GSRX Industries (OTCQB: GSRX) is building a 5,000 sq. ft. marijuana dispensary at the foot of the largest marina in the Caribbean.
Puerto del Rey in Fajardo, Puerto Rico, serves as a launching port for trips to the U.S. and the British Virgin Islands and it is a popular tourist destination in its own right.
This oceanside community will now house Puerto Rico’s fifth medicinal cannabis dispensary and retail operations can begin immediately.
It is interesting to see the cannabis industry gathering pace in a U.S.-controlled Caribbean island. The U.S. federal government has continued to uphold a ban on cannabis, despite several states legalizing it for recreational and/or medicinal purposes.
Banks in several Caribbean countries have corresponding banks in the U.S. and they are federally regulated, so they could end that partnership if the Caribbean bank engages in any activity that is illegal under U.S. federal law.

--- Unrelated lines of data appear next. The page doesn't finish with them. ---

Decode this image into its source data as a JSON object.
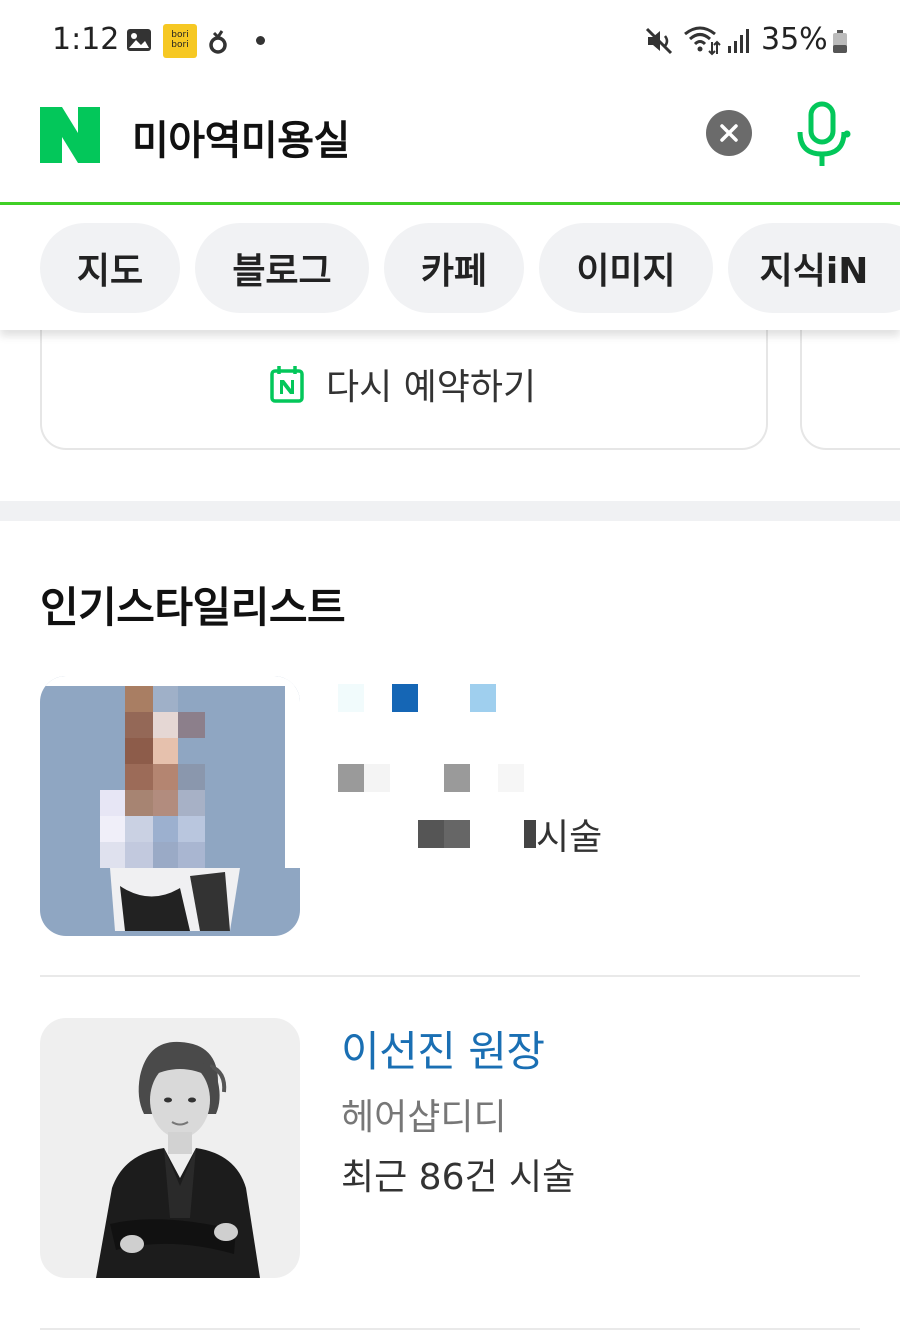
{
  "status_bar": {
    "time": "1:12",
    "notification_app_label": "bori bori",
    "battery": "35%"
  },
  "search": {
    "query": "미아역미용실",
    "logo_letter": "N"
  },
  "tabs": [
    {
      "label": "지도"
    },
    {
      "label": "블로그"
    },
    {
      "label": "카페"
    },
    {
      "label": "이미지"
    },
    {
      "label": "지식iN"
    }
  ],
  "reservation": {
    "button_label": "다시 예약하기",
    "icon_letter": "N"
  },
  "stylists_section": {
    "title": "인기스타일리스트",
    "items": [
      {
        "name": "",
        "shop": "",
        "count_suffix": "시술"
      },
      {
        "name": "이선진 원장",
        "shop": "헤어샵디디",
        "count": "최근 86건 시술"
      }
    ]
  },
  "colors": {
    "naver_green": "#03c75a",
    "name_link": "#1a6fb3"
  }
}
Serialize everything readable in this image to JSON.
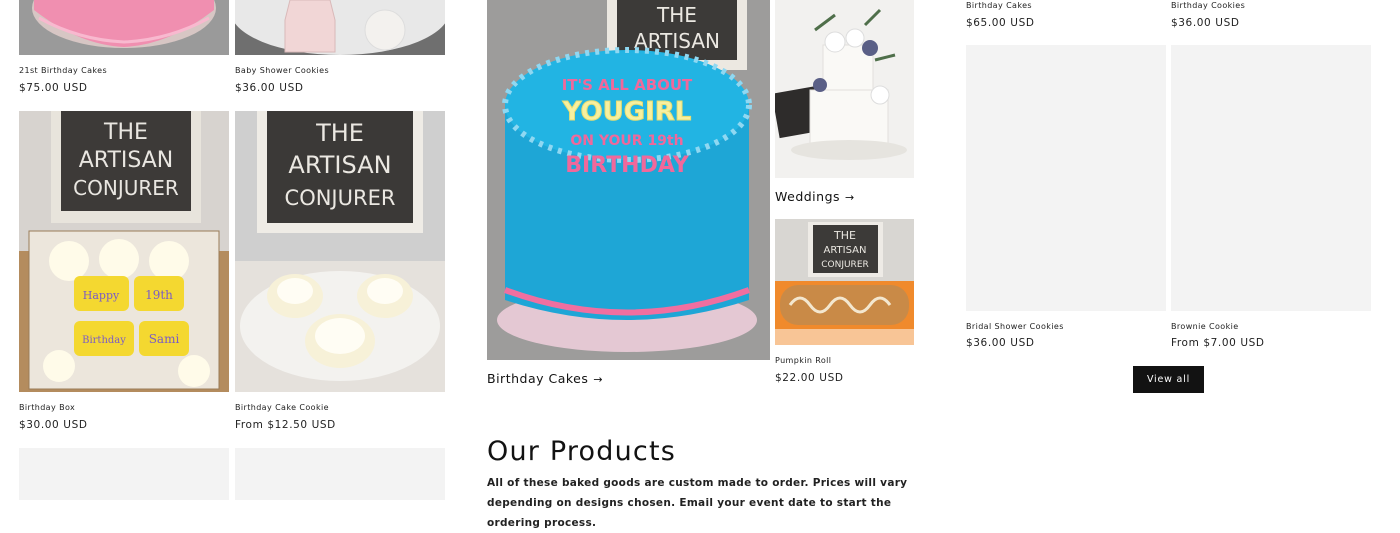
{
  "products_left": [
    {
      "title": "21st Birthday Cakes",
      "price": "$75.00 USD"
    },
    {
      "title": "Baby Shower Cookies",
      "price": "$36.00 USD"
    },
    {
      "title": "Birthday Box",
      "price": "$30.00 USD"
    },
    {
      "title": "Birthday Cake Cookie",
      "price": "From $12.50 USD"
    }
  ],
  "letter_board": {
    "line1": "THE",
    "line2": "ARTISAN",
    "line3": "CONJURER"
  },
  "cookie_text": {
    "happy": "Happy",
    "age": "19th",
    "birthday": "Birthday",
    "name": "Sami"
  },
  "cake_message": {
    "l1": "IT'S ALL ABOUT",
    "l2": "YOUGIRL",
    "l3": "ON YOUR 19th",
    "l4": "BIRTHDAY"
  },
  "collections": [
    {
      "label": "Birthday Cakes",
      "arrow": "→"
    },
    {
      "label": "Weddings",
      "arrow": "→"
    }
  ],
  "featured_product": {
    "title": "Pumpkin Roll",
    "price": "$22.00 USD"
  },
  "products_right": [
    {
      "title": "Birthday Cakes",
      "price": "$65.00 USD"
    },
    {
      "title": "Birthday Cookies",
      "price": "$36.00 USD"
    },
    {
      "title": "Bridal Shower Cookies",
      "price": "$36.00 USD"
    },
    {
      "title": "Brownie Cookie",
      "price": "From $7.00 USD"
    }
  ],
  "view_all_label": "View all",
  "section": {
    "heading": "Our Products",
    "text": "All of these baked goods are custom made to order. Prices will vary depending on designs chosen. Email your event date to start the ordering process."
  },
  "colors": {
    "text": "#121212",
    "button_bg": "#121212",
    "placeholder": "#f3f3f3"
  }
}
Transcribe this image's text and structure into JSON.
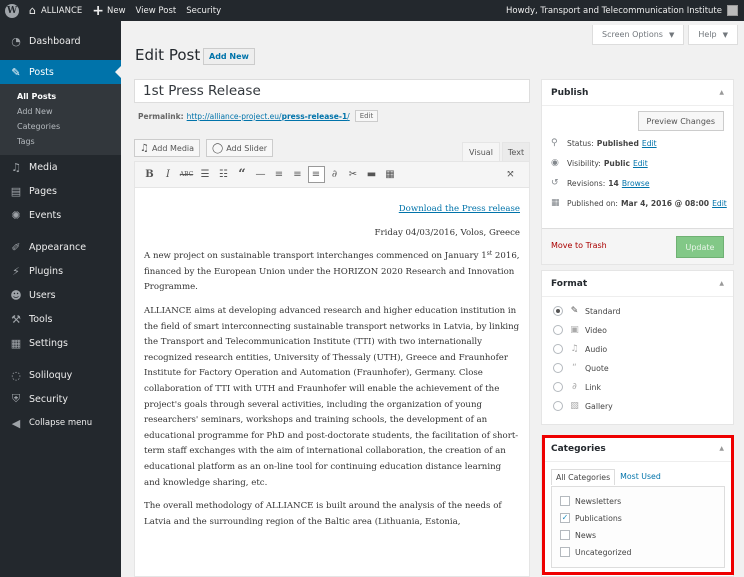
{
  "adminbar": {
    "wp_logo": "W",
    "site_name": "ALLIANCE",
    "new_label": "New",
    "view_post": "View Post",
    "security": "Security",
    "howdy": "Howdy, Transport and Telecommunication Institute"
  },
  "sidebar": {
    "items": [
      {
        "label": "Dashboard",
        "icon": "dashboard-icon"
      },
      {
        "label": "Posts",
        "icon": "pin-icon"
      },
      {
        "label": "Media",
        "icon": "media-icon"
      },
      {
        "label": "Pages",
        "icon": "pages-icon"
      },
      {
        "label": "Events",
        "icon": "events-icon"
      },
      {
        "label": "Appearance",
        "icon": "appearance-icon"
      },
      {
        "label": "Plugins",
        "icon": "plugins-icon"
      },
      {
        "label": "Users",
        "icon": "users-icon"
      },
      {
        "label": "Tools",
        "icon": "tools-icon"
      },
      {
        "label": "Settings",
        "icon": "settings-icon"
      },
      {
        "label": "Soliloquy",
        "icon": "soliloquy-icon"
      },
      {
        "label": "Security",
        "icon": "security-icon"
      },
      {
        "label": "Collapse menu",
        "icon": "collapse-icon"
      }
    ],
    "posts_submenu": [
      "All Posts",
      "Add New",
      "Categories",
      "Tags"
    ]
  },
  "screen_options": "Screen Options",
  "help": "Help",
  "page_title": "Edit Post",
  "add_new": "Add New",
  "post": {
    "title": "1st Press Release",
    "permalink_label": "Permalink:",
    "permalink_base": "http://alliance-project.eu/",
    "permalink_slug": "press-release-1",
    "permalink_end": "/",
    "permalink_edit": "Edit"
  },
  "editor": {
    "add_media": "Add Media",
    "add_slider": "Add Slider",
    "tab_visual": "Visual",
    "tab_text": "Text",
    "download_link": "Download the Press release",
    "dateline": "Friday 04/03/2016, Volos, Greece",
    "p1_a": "A new project on sustainable transport interchanges commenced on January 1",
    "p1_sup": "st",
    "p1_b": " 2016, financed by the European Union under the HORIZON 2020 Research and Innovation Programme.",
    "p2": "ALLIANCE aims at developing advanced research and higher education institution in the field of smart interconnecting sustainable transport networks in Latvia, by linking the Transport and Telecommunication Institute (TTI) with two internationally recognized research entities, University of Thessaly (UTH), Greece and Fraunhofer Institute for Factory Operation and Automation (Fraunhofer), Germany. Close collaboration of TTI with UTH and Fraunhofer will enable the achievement of the project's goals through several activities, including the organization of young researchers' seminars, workshops and training schools, the development of an educational programme for PhD and post-doctorate students, the facilitation of short-term staff exchanges with the aim of international collaboration, the creation of an educational platform as an on-line tool for continuing education distance learning and knowledge sharing, etc.",
    "p3": "The overall methodology of ALLIANCE is built around the analysis of the needs of Latvia and the surrounding region of the Baltic area (Lithuania, Estonia,"
  },
  "publish": {
    "heading": "Publish",
    "preview": "Preview Changes",
    "status_label": "Status:",
    "status_value": "Published",
    "visibility_label": "Visibility:",
    "visibility_value": "Public",
    "revisions_label": "Revisions:",
    "revisions_value": "14",
    "browse": "Browse",
    "published_label": "Published on:",
    "published_value": "Mar 4, 2016 @ 08:00",
    "edit": "Edit",
    "trash": "Move to Trash",
    "update": "Update"
  },
  "format": {
    "heading": "Format",
    "options": [
      {
        "label": "Standard",
        "icon": "pin-icon",
        "checked": true
      },
      {
        "label": "Video",
        "icon": "video-icon",
        "checked": false
      },
      {
        "label": "Audio",
        "icon": "audio-icon",
        "checked": false
      },
      {
        "label": "Quote",
        "icon": "quote-icon",
        "checked": false
      },
      {
        "label": "Link",
        "icon": "link-icon",
        "checked": false
      },
      {
        "label": "Gallery",
        "icon": "gallery-icon",
        "checked": false
      }
    ]
  },
  "categories": {
    "heading": "Categories",
    "tab_all": "All Categories",
    "tab_most": "Most Used",
    "items": [
      {
        "label": "Newsletters",
        "checked": false
      },
      {
        "label": "Publications",
        "checked": true
      },
      {
        "label": "News",
        "checked": false
      },
      {
        "label": "Uncategorized",
        "checked": false
      }
    ]
  },
  "colors": {
    "admin_dark": "#23282d",
    "accent_blue": "#0073aa",
    "highlight_red": "#ee0000",
    "update_green": "#82c887",
    "trash_red": "#aa0000"
  }
}
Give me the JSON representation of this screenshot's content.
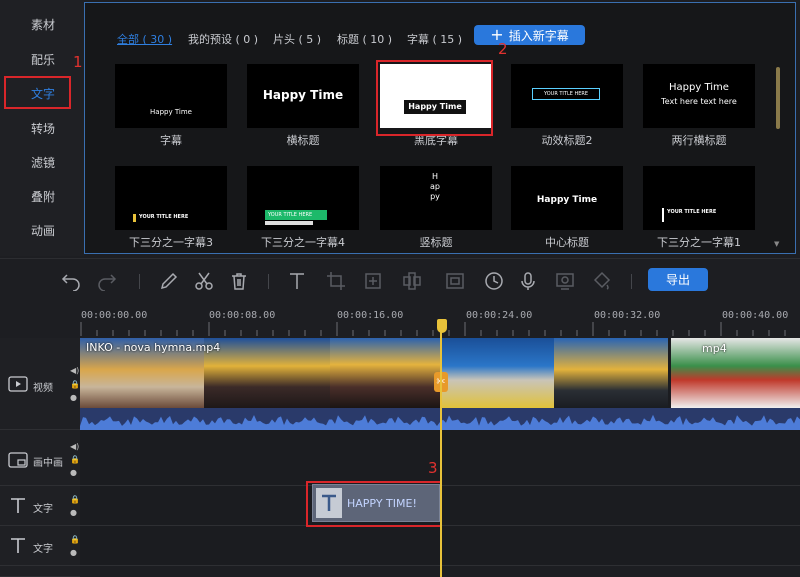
{
  "sidebar": {
    "items": [
      {
        "label": "素材"
      },
      {
        "label": "配乐"
      },
      {
        "label": "文字"
      },
      {
        "label": "转场"
      },
      {
        "label": "滤镜"
      },
      {
        "label": "叠附"
      },
      {
        "label": "动画"
      }
    ]
  },
  "tabs": [
    {
      "label": "全部 ( 30 )"
    },
    {
      "label": "我的预设 ( 0 )"
    },
    {
      "label": "片头 ( 5 )"
    },
    {
      "label": "标题 ( 10 )"
    },
    {
      "label": "字幕 ( 15 )"
    }
  ],
  "insert_button": {
    "label": "插入新字幕"
  },
  "templates": [
    {
      "label": "字幕",
      "preview": "Happy Time"
    },
    {
      "label": "横标题",
      "preview": "Happy Time"
    },
    {
      "label": "黑底字幕",
      "preview": "Happy Time"
    },
    {
      "label": "动效标题2",
      "preview": "YOUR TITLE HERE"
    },
    {
      "label": "两行横标题",
      "preview": "Happy Time",
      "preview2": "Text here text here"
    },
    {
      "label": "下三分之一字幕3",
      "preview": "YOUR TITLE HERE"
    },
    {
      "label": "下三分之一字幕4",
      "preview": "YOUR TITLE HERE"
    },
    {
      "label": "竖标题",
      "preview": "Happy"
    },
    {
      "label": "中心标题",
      "preview": "Happy Time"
    },
    {
      "label": "下三分之一字幕1",
      "preview": "YOUR TITLE HERE"
    }
  ],
  "annotations": [
    "1",
    "2",
    "3"
  ],
  "toolbar": {
    "export_label": "导出"
  },
  "ruler": {
    "ticks": [
      "00:00:00.00",
      "00:00:08.00",
      "00:00:16.00",
      "00:00:24.00",
      "00:00:32.00",
      "00:00:40.00"
    ]
  },
  "tracks": {
    "video": "视频",
    "pip": "画中画",
    "text1": "文字",
    "text2": "文字"
  },
  "video_clip": {
    "name": "INKO - nova hymna.mp4",
    "name2": "mp4"
  },
  "text_clip": {
    "label": "HAPPY TIME!"
  }
}
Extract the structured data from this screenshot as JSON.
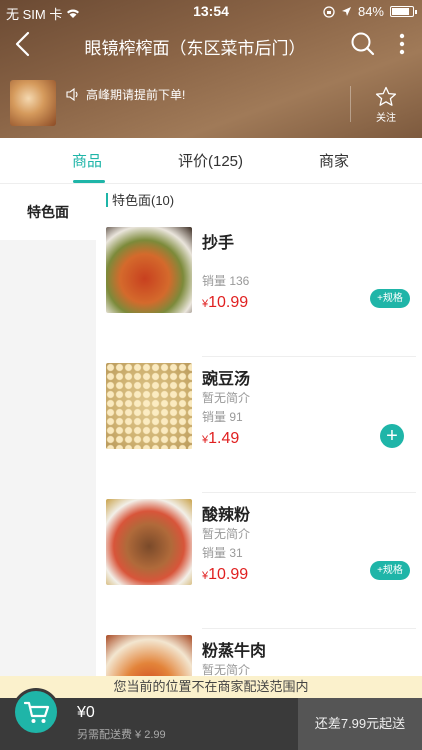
{
  "status": {
    "carrier": "无 SIM 卡",
    "time": "13:54",
    "battery": "84%",
    "battery_fraction": 0.84
  },
  "nav": {
    "title": "眼镜榨榨面（东区菜市后门）"
  },
  "shop": {
    "notice": "高峰期请提前下单!",
    "follow_label": "关注"
  },
  "tabs": [
    {
      "label": "商品",
      "active": true
    },
    {
      "label": "评价(125)",
      "active": false
    },
    {
      "label": "商家",
      "active": false
    }
  ],
  "sidebar": {
    "items": [
      {
        "label": "特色面",
        "active": true
      }
    ]
  },
  "category": {
    "title": "特色面(10)"
  },
  "items": [
    {
      "name": "抄手",
      "desc": "",
      "sales": "销量 136",
      "currency": "¥",
      "price": "10.99",
      "action": "+规格",
      "image": "chaoshou-bowl"
    },
    {
      "name": "豌豆汤",
      "desc": "暂无简介",
      "sales": "销量 91",
      "currency": "¥",
      "price": "1.49",
      "action": "+",
      "image": "peas"
    },
    {
      "name": "酸辣粉",
      "desc": "暂无简介",
      "sales": "销量 31",
      "currency": "¥",
      "price": "10.99",
      "action": "+规格",
      "image": "suanla-bowl"
    },
    {
      "name": "粉蒸牛肉",
      "desc": "暂无简介",
      "sales": "",
      "currency": "",
      "price": "",
      "action": "",
      "image": "fenzheng-bowl"
    }
  ],
  "notice": "您当前的位置不在商家配送范围内",
  "cart": {
    "amount": "¥0",
    "fee": "另需配送费 ¥ 2.99",
    "gap": "还差7.99元起送"
  },
  "colors": {
    "accent": "#1fb5a8",
    "price": "#e02020",
    "cart_bg": "#3a3a3a",
    "notice_bg": "#fbf1cc"
  }
}
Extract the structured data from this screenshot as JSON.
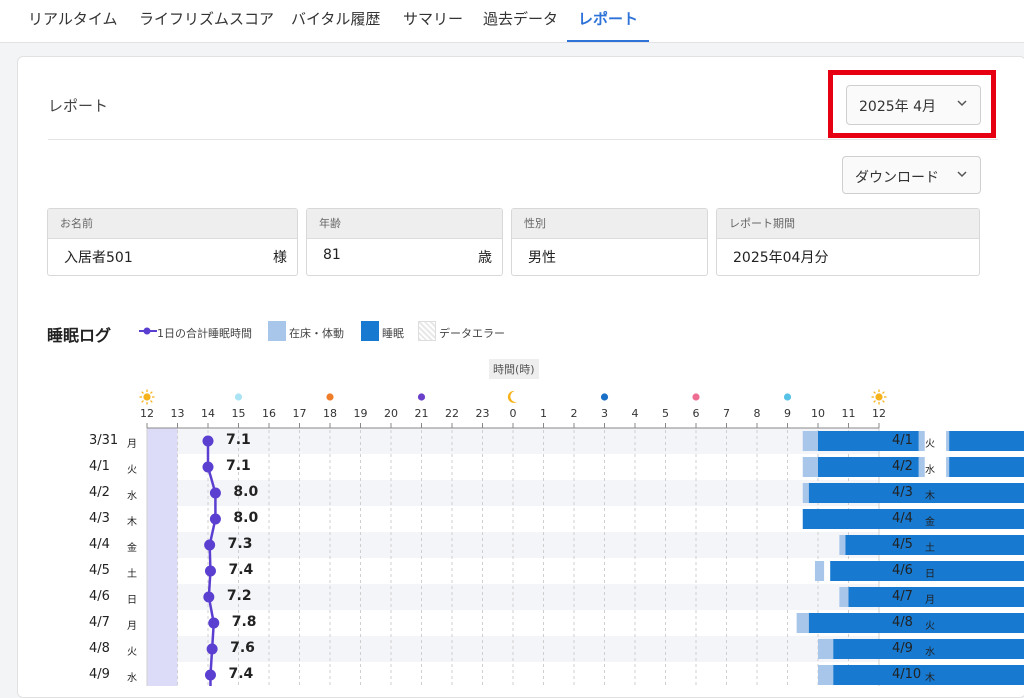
{
  "nav": {
    "tabs": [
      {
        "label": "リアルタイム"
      },
      {
        "label": "ライフリズムスコア"
      },
      {
        "label": "バイタル履歴"
      },
      {
        "label": "サマリー"
      },
      {
        "label": "過去データ"
      },
      {
        "label": "レポート"
      }
    ],
    "active_index": 5
  },
  "report": {
    "title": "レポート",
    "month_select": "2025年 4月",
    "download_label": "ダウンロード"
  },
  "info": {
    "name": {
      "label": "お名前",
      "value": "入居者501",
      "unit": "様"
    },
    "age": {
      "label": "年齢",
      "value": "81",
      "unit": "歳"
    },
    "gender": {
      "label": "性別",
      "value": "男性"
    },
    "period": {
      "label": "レポート期間",
      "value": "2025年04月分"
    }
  },
  "sleep_log": {
    "title": "睡眠ログ",
    "legend": {
      "total": "1日の合計睡眠時間",
      "in_bed": "在床・体動",
      "sleep": "睡眠",
      "error": "データエラー"
    },
    "axis_title": "時間(時)",
    "colors": {
      "line": "#5b3fd1",
      "in_bed": "#a8c6ea",
      "sleep": "#1779d0",
      "left_band": "#dcdcf8"
    },
    "ticks": [
      "12",
      "13",
      "14",
      "15",
      "16",
      "17",
      "18",
      "19",
      "20",
      "21",
      "22",
      "23",
      "0",
      "1",
      "2",
      "3",
      "4",
      "5",
      "6",
      "7",
      "8",
      "9",
      "10",
      "11",
      "12"
    ]
  },
  "chart_data": {
    "type": "timeline",
    "x_axis_hours_from_noon": [
      0,
      24
    ],
    "rows": [
      {
        "date": "3/31",
        "dow": "月",
        "right_date": "4/1",
        "right_dow": "火",
        "total": "7.1",
        "sleep": [
          [
            22.0,
            25.3
          ],
          [
            26.3,
            29.9
          ]
        ],
        "in_bed": [
          [
            21.5,
            22.0
          ],
          [
            25.3,
            25.5
          ],
          [
            26.2,
            26.3
          ],
          [
            29.9,
            30.2
          ]
        ]
      },
      {
        "date": "4/1",
        "dow": "火",
        "right_date": "4/2",
        "right_dow": "水",
        "total": "7.1",
        "sleep": [
          [
            22.0,
            25.3
          ],
          [
            26.3,
            29.9
          ]
        ],
        "in_bed": [
          [
            21.5,
            22.0
          ],
          [
            25.3,
            25.5
          ],
          [
            26.2,
            26.3
          ],
          [
            29.9,
            30.2
          ]
        ]
      },
      {
        "date": "4/2",
        "dow": "水",
        "right_date": "4/3",
        "right_dow": "木",
        "total": "8.0",
        "sleep": [
          [
            21.7,
            30.3
          ]
        ],
        "in_bed": [
          [
            21.5,
            21.7
          ]
        ]
      },
      {
        "date": "4/3",
        "dow": "木",
        "right_date": "4/4",
        "right_dow": "金",
        "total": "8.0",
        "sleep": [
          [
            21.5,
            29.7
          ],
          [
            29.8,
            30.5
          ]
        ],
        "in_bed": []
      },
      {
        "date": "4/4",
        "dow": "金",
        "right_date": "4/5",
        "right_dow": "土",
        "total": "7.3",
        "sleep": [
          [
            22.9,
            30.1
          ]
        ],
        "in_bed": [
          [
            22.7,
            22.9
          ],
          [
            30.1,
            30.4
          ]
        ]
      },
      {
        "date": "4/5",
        "dow": "土",
        "right_date": "4/6",
        "right_dow": "日",
        "total": "7.4",
        "sleep": [
          [
            22.4,
            30.3
          ]
        ],
        "in_bed": [
          [
            21.9,
            22.2
          ],
          [
            30.3,
            30.6
          ]
        ]
      },
      {
        "date": "4/6",
        "dow": "日",
        "right_date": "4/7",
        "right_dow": "月",
        "total": "7.2",
        "sleep": [
          [
            23.0,
            30.2
          ]
        ],
        "in_bed": [
          [
            22.7,
            23.0
          ],
          [
            30.2,
            30.5
          ]
        ]
      },
      {
        "date": "4/7",
        "dow": "月",
        "right_date": "4/8",
        "right_dow": "火",
        "total": "7.8",
        "sleep": [
          [
            21.7,
            29.9
          ]
        ],
        "in_bed": [
          [
            21.3,
            21.7
          ],
          [
            29.9,
            30.3
          ]
        ]
      },
      {
        "date": "4/8",
        "dow": "火",
        "right_date": "4/9",
        "right_dow": "水",
        "total": "7.6",
        "sleep": [
          [
            22.5,
            29.9
          ],
          [
            30.1,
            30.3
          ]
        ],
        "in_bed": [
          [
            22.0,
            22.5
          ],
          [
            29.9,
            30.1
          ],
          [
            30.3,
            30.4
          ],
          [
            30.7,
            30.9
          ]
        ]
      },
      {
        "date": "4/9",
        "dow": "水",
        "right_date": "4/10",
        "right_dow": "木",
        "total": "7.4",
        "sleep": [
          [
            22.5,
            30.0
          ]
        ],
        "in_bed": [
          [
            22.0,
            22.5
          ],
          [
            30.1,
            30.3
          ],
          [
            30.4,
            30.6
          ]
        ]
      }
    ]
  }
}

That means several banks in countries like Jamaica will not touch the cannabis industry, leaving nations reluctant to legalize and scale up licensed marijuana cultivation, and stymying potential growth across the Caribbean.
The big challenge for lawmakers across the Caribbean is to put an end to the classification that sees earnings from legal marijuana businesses qualifying as “proceeds from crime” under U.S. federal law.
This has troubled politicians in Jamaica, St. Vincent and the Grenadines, St. Lucia and other countries, which all hope to attract investment in marijuana and boost their coffers by rolling out a legalized cultivation industry.
Banks and lawmakers in the Caribbean cannot afford to miss out on the emerging global marijuana business, and in 2019 they are expected to lobby the U.S. for more sensible banking laws. They could point to developments in Puerto Rico to assist them in these lobbying efforts.
This is also a challenge for businesses across the U.S., where legal, hardworking commercial operators struggle to find banks that will work with them.
They are also piling pressure on the federal government to change its laws, arguing that a failure to do so will hand control of the fast-growing marijuana industry to Canada, so this will be an interesting issue to watch in the year ahead.